Il Festival premiato alla Mostra Internazionale del Cinema di Venezia. Nei giorni scorsi, al Film Festival della Lessinia è stato assegnato un riconoscimento speciale “per i suoi vent’anni di attività artistica viva e feconda per le nostre Terre” su segnalazione di “Log to green, sustainability vision – International program for development and certification sustainable events” e nell’ambito delle attività del “Green Drop Award”, premio collaterale dedicato all’ambiente e alla cooperazione fra i popoli istituito da Green Cross Italia e riconosciuto all’interno della Mostra Internazionale di Arte Cinematografica di Venezia. La premiazione si terrà giovedì 4 settembre, alle 16.30 nella Sala della Fondazione dello Spettacolo – Hotel Excelsior al Lido di Venezia nell’ambito della Mostra del cinema. Il riconoscimento sarà conferito al direttore artistico del Festival, Alessandro Anderloni, nel corso del workshop “La Green Economy per il cinema”, dove verrano segnalati casi virtuosi di attività cinematografiche atti a preservare l’ambiente e a promuovere territori, come nel caso del Film Festival veronese.

Premiato anche un film in cui si parla di pastori. Il Premio della giuria è stato consegnato a “Capo e croce, le ragioni dei pastori” (Italia, 2013) di Paolo Carboni e Marco Antonio Pani.

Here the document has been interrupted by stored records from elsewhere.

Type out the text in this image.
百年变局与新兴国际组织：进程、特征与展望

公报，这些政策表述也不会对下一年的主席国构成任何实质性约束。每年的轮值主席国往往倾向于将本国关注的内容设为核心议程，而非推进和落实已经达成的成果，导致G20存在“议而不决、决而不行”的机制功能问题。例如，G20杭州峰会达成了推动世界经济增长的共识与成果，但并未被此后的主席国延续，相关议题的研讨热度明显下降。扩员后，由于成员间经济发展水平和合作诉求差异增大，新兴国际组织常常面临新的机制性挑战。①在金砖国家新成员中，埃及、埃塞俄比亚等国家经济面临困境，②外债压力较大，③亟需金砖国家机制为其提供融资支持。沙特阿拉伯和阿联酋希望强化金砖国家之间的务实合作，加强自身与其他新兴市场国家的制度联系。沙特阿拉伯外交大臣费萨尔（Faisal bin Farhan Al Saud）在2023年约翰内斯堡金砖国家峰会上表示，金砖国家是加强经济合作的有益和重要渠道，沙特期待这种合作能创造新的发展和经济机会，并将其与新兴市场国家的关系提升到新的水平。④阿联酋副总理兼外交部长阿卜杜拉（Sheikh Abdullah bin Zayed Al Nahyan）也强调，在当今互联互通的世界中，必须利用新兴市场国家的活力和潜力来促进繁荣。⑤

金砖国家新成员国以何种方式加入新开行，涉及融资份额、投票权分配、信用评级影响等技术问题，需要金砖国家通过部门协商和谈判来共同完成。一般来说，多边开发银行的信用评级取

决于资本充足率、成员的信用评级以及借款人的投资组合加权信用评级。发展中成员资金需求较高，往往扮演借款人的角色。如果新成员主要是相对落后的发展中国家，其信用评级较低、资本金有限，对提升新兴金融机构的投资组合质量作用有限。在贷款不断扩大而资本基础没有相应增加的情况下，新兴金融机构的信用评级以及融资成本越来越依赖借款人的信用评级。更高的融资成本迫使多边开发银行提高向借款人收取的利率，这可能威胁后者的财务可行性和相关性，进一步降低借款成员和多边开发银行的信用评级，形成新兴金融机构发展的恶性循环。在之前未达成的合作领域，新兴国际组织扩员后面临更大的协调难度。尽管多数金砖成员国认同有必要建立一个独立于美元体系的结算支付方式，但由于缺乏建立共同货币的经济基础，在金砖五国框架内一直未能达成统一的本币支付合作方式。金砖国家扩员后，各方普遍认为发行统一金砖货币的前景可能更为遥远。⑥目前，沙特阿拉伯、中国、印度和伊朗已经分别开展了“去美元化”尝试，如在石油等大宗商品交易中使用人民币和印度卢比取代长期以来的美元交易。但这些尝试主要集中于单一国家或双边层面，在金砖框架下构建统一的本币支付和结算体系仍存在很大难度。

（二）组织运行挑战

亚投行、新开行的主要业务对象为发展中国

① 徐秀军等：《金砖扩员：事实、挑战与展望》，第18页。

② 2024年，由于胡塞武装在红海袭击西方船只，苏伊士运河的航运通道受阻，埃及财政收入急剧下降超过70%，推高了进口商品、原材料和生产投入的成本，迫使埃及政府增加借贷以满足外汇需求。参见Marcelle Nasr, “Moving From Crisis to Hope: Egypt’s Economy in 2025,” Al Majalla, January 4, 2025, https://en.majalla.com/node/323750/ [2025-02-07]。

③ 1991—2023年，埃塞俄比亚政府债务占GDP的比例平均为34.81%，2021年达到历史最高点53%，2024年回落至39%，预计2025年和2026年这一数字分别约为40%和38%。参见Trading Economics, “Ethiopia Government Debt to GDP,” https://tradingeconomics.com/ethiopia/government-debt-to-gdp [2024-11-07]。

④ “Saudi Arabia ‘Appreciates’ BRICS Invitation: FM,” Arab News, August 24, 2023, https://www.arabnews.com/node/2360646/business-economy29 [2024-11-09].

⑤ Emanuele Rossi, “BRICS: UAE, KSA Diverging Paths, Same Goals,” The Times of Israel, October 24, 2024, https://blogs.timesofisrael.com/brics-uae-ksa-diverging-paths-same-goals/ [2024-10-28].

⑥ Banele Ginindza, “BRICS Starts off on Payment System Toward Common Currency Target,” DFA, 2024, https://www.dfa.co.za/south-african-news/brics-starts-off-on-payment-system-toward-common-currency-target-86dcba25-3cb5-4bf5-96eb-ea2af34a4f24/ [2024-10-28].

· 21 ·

Opera cinematografica, secondo la giuria internazionale, “che documenta lo scontro violento tra i pastori e le forze dell’ordine. È un film coraggioso, che dà voce alla lotta per la sopravvivenza del mondo rurale contro la distruttiva globalizzazione, come fosse lo scontro di Davide contro Golia. Gli autori hanno saputo compiere una notevole indagine emotiva nelle vite dei pastori, dando loro voce e presentando storie totalmente ignorate dai media. Un documentario militante che la giuria vuole premiare per il suo importante messaggio di una nuova Resistenza”.